Over in New Zealand, second quarter GDP was strong, as Westpac expected, expanding 1.7% as the service sector benefited from returning international tourists. The result also confirms that the 0.2% decline in the first quarter was due to temporary factors, most notably disruptions related to the Omicron wave of COVID-19, which is now largely over. The Q2 result supports our expectation that the RBNZ will continue to rise to a peak cash rate of 4.0% by the end of the year. This is necessary to match demand and supply and mitigate inflation risks.
Let’s then turn to the United States. August’s strong core CPI push made all the headlines this week, but overall data flow was decidedly mixed.
Contrary to expectations for a monthly gain of 0.3%, the 0.6% rise in core CPI in August shocked markets as they braced for a surprise on the downside. With the recent hawkish rhetoric from FOMC members still fresh in their minds, market participants aggressively bid on the US dollar immediately after the release, while bonds and equities sold off equally volatile. Westpac and the market are now expecting at least 175 basis points of hikes by the FOMC by year-end, which will take the fed funds rate to a high of 4.125% (Westpac) or above (market).

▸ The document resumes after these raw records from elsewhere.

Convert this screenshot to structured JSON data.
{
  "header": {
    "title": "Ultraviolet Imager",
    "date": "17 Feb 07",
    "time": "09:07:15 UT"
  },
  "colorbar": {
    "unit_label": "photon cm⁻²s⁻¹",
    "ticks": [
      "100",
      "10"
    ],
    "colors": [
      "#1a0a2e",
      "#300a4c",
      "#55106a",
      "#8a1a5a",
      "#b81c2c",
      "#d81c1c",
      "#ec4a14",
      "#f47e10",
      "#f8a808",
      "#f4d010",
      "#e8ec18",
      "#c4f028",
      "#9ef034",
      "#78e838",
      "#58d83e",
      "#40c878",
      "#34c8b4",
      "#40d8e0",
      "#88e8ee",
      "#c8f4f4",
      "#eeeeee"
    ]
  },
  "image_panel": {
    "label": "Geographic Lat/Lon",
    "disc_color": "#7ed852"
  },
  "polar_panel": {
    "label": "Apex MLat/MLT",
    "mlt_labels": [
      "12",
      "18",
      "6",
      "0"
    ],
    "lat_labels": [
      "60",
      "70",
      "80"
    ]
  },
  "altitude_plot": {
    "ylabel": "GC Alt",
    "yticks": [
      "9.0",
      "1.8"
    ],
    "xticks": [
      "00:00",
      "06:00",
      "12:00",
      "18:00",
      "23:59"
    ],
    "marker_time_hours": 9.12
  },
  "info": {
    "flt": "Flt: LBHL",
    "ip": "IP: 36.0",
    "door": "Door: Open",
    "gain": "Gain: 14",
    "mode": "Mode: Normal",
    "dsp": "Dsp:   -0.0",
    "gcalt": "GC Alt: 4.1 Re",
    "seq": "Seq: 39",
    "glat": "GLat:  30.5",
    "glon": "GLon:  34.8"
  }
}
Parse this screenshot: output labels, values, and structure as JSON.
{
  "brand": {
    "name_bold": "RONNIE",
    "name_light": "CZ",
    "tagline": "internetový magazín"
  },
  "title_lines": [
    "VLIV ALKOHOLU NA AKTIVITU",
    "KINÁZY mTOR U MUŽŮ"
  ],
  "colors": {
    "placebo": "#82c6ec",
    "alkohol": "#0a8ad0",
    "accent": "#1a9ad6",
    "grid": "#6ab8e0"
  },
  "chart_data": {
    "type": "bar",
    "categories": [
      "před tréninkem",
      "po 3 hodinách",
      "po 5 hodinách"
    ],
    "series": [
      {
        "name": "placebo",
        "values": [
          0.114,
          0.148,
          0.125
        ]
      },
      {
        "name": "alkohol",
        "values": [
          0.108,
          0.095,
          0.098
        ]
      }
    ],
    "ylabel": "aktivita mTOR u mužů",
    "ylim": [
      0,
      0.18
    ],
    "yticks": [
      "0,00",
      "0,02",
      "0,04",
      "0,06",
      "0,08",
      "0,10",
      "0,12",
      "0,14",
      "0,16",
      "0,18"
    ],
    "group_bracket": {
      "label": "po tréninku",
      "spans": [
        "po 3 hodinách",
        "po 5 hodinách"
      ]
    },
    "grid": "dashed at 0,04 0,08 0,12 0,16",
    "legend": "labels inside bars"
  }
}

Westpac sees the decision flow most likely as a 75 basis point increase in September, followed by a 50 basis point increase at the November and December meetings. However, the market is pricing in a greater risk of accelerated delivery in September and November, priced at 150bps for those two meetings, and the need for additional tightening in late 2022 or early 2023, priced around 215bps by March 2023.
The FOMC arguably sees the need to act with such vigour, to keep real yields well above zero along the yield curve – currently real yields on 5-10 year bonds are around 1.0%. This requires maintaining nominal yields at current levels until year-end and managing the expected decline in 2023 at a pace proportional to the decline in medium-term inflation expectations. Maintaining real yields around 1.0% well into 2023 should give the FOMC comfort that the remaining risks associated with inflation are over.

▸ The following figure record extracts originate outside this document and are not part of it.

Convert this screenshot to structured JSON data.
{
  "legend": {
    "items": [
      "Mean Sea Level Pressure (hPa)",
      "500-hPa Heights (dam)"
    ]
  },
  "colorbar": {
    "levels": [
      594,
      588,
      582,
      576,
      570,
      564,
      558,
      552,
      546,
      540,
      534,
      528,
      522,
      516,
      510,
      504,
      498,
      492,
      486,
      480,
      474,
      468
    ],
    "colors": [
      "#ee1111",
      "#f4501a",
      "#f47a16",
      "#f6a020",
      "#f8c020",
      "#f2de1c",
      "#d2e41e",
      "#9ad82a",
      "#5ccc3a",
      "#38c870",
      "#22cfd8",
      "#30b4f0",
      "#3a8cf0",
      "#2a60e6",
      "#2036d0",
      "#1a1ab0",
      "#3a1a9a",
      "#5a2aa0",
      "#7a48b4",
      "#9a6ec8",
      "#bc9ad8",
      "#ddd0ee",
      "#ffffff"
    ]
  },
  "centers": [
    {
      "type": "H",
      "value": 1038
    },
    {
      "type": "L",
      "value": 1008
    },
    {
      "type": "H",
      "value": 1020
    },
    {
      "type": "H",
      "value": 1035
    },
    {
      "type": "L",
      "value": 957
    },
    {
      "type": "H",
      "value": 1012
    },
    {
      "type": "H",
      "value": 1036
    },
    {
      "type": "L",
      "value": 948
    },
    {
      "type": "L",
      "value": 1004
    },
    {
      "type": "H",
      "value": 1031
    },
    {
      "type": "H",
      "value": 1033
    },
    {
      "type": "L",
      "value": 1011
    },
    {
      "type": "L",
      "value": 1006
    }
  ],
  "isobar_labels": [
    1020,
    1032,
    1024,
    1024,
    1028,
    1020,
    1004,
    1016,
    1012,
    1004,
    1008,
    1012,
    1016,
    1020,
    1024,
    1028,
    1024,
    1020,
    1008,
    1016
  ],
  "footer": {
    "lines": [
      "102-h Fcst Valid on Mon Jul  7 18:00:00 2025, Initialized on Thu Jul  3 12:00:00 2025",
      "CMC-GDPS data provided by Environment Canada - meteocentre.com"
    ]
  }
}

However, our concern is that the fall in output as a result of the fight against inflation will continue. Currently we see an output gap of around 3.0% of GDP by the end of 2023, which is expected to widen to 3.5% by the end of 2024 as rate cuts are not expected until 2024 once inflation has eased. If this forecast materializes, it will prove to be materially negative for US productivity, profitability and income over the medium term, as well as a major impediment to the US goal of reducing emissions by 2030 and beyond – as discussed in our September Market Outlook .
In particular, activity data released this week has made it clear that risks to US growth are on the downside. Control group retail sales were much weaker than expected in August (0.0% vs. 0.5% consensus) and the July growth rate was halved to 0.4%. Industrial production also contracted 0.2% in August (0.0% consensus), while the latest regional Federal Reserve survey results point to increasingly fragile conditions and growing uncertainty about the outlook.
As a result, the latest estimate of GDP for Q3 from the Atlanta Fed’s GDPnow nowcast is just 0.5% on an annualized basis, less than a quarter of the contraction in activity in the first half of 2022. Year-end and into 2023, financial markets are likely given historically elevated starting levels of the US dollar, these risks for the USA, especially the foreign exchange markets, are increasingly to be taken into account.